Relationship between glycaemic variability and hyperglycaemic clamp-derived functional variables in (impending) type 1 diabetes

Aims/hypothesis We examined whether measures of glycaemic variability (GV), assessed by continuous glucose monitoring (CGM) and self-monitoring of blood glucose (SMBG), can complement or replace measures of beta cell function and insulin action in detecting the progression of preclinical disease to type 1 diabetes. Methods Twenty-two autoantibody-positive (autoAb + ) first-degree relatives (FDRs) of patients with type 1 diabetes who were themselves at high 5-year risk (50%) for type 1 diabetes underwent CGM, a hyperglycaemic clamp test and OGTT, and were followed for up to 31 months. Clamp variables were used to estimate beta cell function (first-phase [AUC 5–10 min ] and second-phase [AUC 120–150 min ] C-peptide release) combined with insulin resistance (glucose disposal rate; M 120–150 min ).

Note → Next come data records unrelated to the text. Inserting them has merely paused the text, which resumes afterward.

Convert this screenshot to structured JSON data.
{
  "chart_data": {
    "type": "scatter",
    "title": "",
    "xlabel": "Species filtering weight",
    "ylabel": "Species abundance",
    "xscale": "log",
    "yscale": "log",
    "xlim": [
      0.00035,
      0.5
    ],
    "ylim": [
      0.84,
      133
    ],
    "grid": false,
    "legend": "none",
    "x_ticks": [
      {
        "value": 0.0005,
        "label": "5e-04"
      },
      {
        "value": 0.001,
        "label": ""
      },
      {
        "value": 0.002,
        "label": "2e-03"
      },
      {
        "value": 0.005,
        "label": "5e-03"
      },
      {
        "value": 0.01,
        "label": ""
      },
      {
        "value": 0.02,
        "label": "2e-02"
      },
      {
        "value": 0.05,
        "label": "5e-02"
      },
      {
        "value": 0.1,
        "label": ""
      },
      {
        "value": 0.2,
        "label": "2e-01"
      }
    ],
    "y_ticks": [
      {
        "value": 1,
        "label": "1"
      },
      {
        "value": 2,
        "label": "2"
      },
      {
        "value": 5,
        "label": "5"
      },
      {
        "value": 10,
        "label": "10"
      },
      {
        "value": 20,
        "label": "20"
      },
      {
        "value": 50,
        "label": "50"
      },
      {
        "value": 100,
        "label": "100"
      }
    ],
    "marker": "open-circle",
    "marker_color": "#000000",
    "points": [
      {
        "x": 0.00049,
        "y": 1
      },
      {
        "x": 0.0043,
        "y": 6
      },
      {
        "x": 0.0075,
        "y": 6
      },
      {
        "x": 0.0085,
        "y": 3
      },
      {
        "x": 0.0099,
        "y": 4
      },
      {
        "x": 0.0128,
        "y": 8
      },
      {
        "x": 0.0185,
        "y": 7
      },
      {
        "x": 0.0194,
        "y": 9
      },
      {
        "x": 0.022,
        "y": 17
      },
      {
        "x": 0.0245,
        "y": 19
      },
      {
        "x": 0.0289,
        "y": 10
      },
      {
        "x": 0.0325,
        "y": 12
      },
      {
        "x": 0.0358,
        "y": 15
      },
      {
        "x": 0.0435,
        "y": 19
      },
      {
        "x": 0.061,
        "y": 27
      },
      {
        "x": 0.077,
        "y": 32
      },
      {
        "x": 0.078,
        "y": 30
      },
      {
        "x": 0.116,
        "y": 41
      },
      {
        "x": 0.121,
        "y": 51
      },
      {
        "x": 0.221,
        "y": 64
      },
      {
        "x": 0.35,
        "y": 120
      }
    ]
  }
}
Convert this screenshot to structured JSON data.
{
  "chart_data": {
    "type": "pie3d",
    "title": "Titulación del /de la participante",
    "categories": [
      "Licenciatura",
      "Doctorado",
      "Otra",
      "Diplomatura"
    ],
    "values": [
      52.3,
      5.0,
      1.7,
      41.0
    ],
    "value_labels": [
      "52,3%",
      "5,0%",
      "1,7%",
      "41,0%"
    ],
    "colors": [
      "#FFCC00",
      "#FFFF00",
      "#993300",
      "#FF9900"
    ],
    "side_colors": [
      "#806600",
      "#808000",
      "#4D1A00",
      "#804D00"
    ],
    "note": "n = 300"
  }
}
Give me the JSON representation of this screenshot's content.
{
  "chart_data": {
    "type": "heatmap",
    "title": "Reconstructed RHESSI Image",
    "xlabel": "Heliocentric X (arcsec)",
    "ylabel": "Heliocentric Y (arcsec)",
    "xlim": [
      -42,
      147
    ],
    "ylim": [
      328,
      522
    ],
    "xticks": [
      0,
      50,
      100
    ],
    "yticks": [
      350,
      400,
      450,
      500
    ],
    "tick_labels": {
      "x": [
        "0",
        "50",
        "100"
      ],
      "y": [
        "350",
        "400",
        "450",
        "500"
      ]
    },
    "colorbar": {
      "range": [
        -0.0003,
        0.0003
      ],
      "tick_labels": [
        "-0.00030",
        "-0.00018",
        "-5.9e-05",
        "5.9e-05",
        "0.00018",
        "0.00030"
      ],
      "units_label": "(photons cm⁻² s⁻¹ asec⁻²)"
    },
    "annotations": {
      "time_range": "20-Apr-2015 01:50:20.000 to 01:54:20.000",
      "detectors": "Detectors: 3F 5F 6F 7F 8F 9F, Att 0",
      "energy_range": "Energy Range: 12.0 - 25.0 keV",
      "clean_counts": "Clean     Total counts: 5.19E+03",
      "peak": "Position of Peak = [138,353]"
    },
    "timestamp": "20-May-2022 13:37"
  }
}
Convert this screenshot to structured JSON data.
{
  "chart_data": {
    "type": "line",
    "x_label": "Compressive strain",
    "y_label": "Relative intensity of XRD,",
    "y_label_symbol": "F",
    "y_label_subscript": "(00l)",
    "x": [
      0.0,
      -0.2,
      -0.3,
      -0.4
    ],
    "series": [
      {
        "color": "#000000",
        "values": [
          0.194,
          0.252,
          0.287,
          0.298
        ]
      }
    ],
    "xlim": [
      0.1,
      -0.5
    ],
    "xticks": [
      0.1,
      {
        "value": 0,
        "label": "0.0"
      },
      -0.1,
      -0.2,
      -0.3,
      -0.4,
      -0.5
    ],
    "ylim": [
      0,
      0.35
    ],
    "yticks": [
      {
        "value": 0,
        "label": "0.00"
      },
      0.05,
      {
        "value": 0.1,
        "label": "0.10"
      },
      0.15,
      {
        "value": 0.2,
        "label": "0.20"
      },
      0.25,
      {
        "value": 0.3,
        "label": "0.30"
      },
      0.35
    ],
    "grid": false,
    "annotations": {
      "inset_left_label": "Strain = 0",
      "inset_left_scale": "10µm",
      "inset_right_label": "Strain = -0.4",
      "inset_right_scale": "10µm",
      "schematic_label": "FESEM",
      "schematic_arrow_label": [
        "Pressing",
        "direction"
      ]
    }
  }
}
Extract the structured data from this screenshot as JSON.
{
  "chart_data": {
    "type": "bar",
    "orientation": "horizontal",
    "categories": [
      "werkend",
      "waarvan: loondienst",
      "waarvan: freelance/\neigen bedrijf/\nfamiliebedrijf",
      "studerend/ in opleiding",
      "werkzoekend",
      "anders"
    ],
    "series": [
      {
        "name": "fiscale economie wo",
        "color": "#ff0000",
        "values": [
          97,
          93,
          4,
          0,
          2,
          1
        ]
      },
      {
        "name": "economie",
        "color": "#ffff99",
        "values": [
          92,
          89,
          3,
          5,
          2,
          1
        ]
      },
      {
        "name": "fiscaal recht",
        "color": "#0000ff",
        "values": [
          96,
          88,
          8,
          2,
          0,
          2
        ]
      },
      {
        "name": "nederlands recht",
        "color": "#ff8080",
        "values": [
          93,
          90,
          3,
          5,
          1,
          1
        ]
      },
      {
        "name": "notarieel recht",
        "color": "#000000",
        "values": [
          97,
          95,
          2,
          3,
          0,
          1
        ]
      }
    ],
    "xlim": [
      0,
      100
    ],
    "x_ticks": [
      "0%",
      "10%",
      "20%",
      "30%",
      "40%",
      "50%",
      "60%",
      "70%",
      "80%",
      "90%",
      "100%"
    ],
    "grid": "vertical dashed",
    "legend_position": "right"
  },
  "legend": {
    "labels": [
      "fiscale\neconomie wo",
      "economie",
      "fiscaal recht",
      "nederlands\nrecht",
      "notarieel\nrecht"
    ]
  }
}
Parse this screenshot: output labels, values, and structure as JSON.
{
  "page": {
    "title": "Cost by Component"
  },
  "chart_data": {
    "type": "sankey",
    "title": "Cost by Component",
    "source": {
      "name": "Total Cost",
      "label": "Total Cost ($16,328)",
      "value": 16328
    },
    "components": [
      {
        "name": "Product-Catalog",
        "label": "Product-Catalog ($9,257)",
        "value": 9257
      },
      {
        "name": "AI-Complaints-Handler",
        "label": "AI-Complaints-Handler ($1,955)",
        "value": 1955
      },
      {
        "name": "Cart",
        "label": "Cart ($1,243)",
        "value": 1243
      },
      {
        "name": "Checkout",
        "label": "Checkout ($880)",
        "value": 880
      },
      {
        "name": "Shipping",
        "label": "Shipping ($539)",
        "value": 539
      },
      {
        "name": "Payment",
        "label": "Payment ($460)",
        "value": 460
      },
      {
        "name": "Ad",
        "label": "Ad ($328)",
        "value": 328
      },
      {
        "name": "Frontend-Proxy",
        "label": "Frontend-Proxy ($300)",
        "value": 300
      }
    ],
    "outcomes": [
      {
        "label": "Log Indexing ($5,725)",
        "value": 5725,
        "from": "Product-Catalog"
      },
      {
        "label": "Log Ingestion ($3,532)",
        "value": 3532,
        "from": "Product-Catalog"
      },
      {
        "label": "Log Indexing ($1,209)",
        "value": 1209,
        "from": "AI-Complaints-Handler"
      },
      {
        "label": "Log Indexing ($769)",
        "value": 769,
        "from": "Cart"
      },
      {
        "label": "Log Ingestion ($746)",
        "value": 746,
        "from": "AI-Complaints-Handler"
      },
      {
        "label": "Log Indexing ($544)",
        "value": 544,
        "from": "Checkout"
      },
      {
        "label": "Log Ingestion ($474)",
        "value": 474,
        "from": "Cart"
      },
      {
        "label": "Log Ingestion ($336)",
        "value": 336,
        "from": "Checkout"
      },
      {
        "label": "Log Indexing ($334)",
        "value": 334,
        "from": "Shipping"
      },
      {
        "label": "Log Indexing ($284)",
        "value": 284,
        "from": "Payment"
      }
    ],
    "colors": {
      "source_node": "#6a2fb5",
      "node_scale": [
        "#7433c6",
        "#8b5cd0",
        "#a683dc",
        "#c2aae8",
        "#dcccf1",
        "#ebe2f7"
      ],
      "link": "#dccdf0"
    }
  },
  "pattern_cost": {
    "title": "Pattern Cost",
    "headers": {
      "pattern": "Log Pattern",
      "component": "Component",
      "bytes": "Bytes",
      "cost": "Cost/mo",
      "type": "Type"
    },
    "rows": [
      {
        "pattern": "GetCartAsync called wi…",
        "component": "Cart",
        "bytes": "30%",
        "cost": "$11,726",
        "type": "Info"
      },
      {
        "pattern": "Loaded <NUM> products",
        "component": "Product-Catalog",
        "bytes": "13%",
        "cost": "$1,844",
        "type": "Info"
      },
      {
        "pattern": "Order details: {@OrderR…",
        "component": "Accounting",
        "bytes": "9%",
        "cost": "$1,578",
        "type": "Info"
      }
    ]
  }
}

Age-matched healthy volunteers ( n = 20) and individuals with recent-onset type 1 diabetes ( n = 9) served as control groups. Results In autoAb + FDRs, M 120–150 min below the 10th percentile (P10) of controls achieved 86% diagnostic efficiency in discriminating between normoglycaemic FDRs and individuals with (impending) dysglycaemia. M 120–150 min outperformed AUC 5–10 min and AUC 120–150 min C-peptide below P10 of controls, which were only 59–68% effective. Among GV variables, CGM above the reference range was better at detecting (impending) dysglycaemia than elevated SMBG (77–82% vs 73% efficiency). Combined CGM measures were equally efficient as M 120–150 min (86%). Daytime GV variables were inversely correlated with clamp variables, and more strongly with M 120–150 min than with AUC 5–10 min or AUC 120–150 min C-peptide. Conclusions/interpretation CGM-derived GV and the glucose disposal rate, reflecting both insulin secretion and action, outperformed SMBG and first- or second-phase AUC C-peptide in identifying FDRs with (impending) dysglycaemia or diabetes. Our results indicate the feasibility of developing minimally invasive CGM-based criteria for close metabolic monitoring and as outcome measures in trials.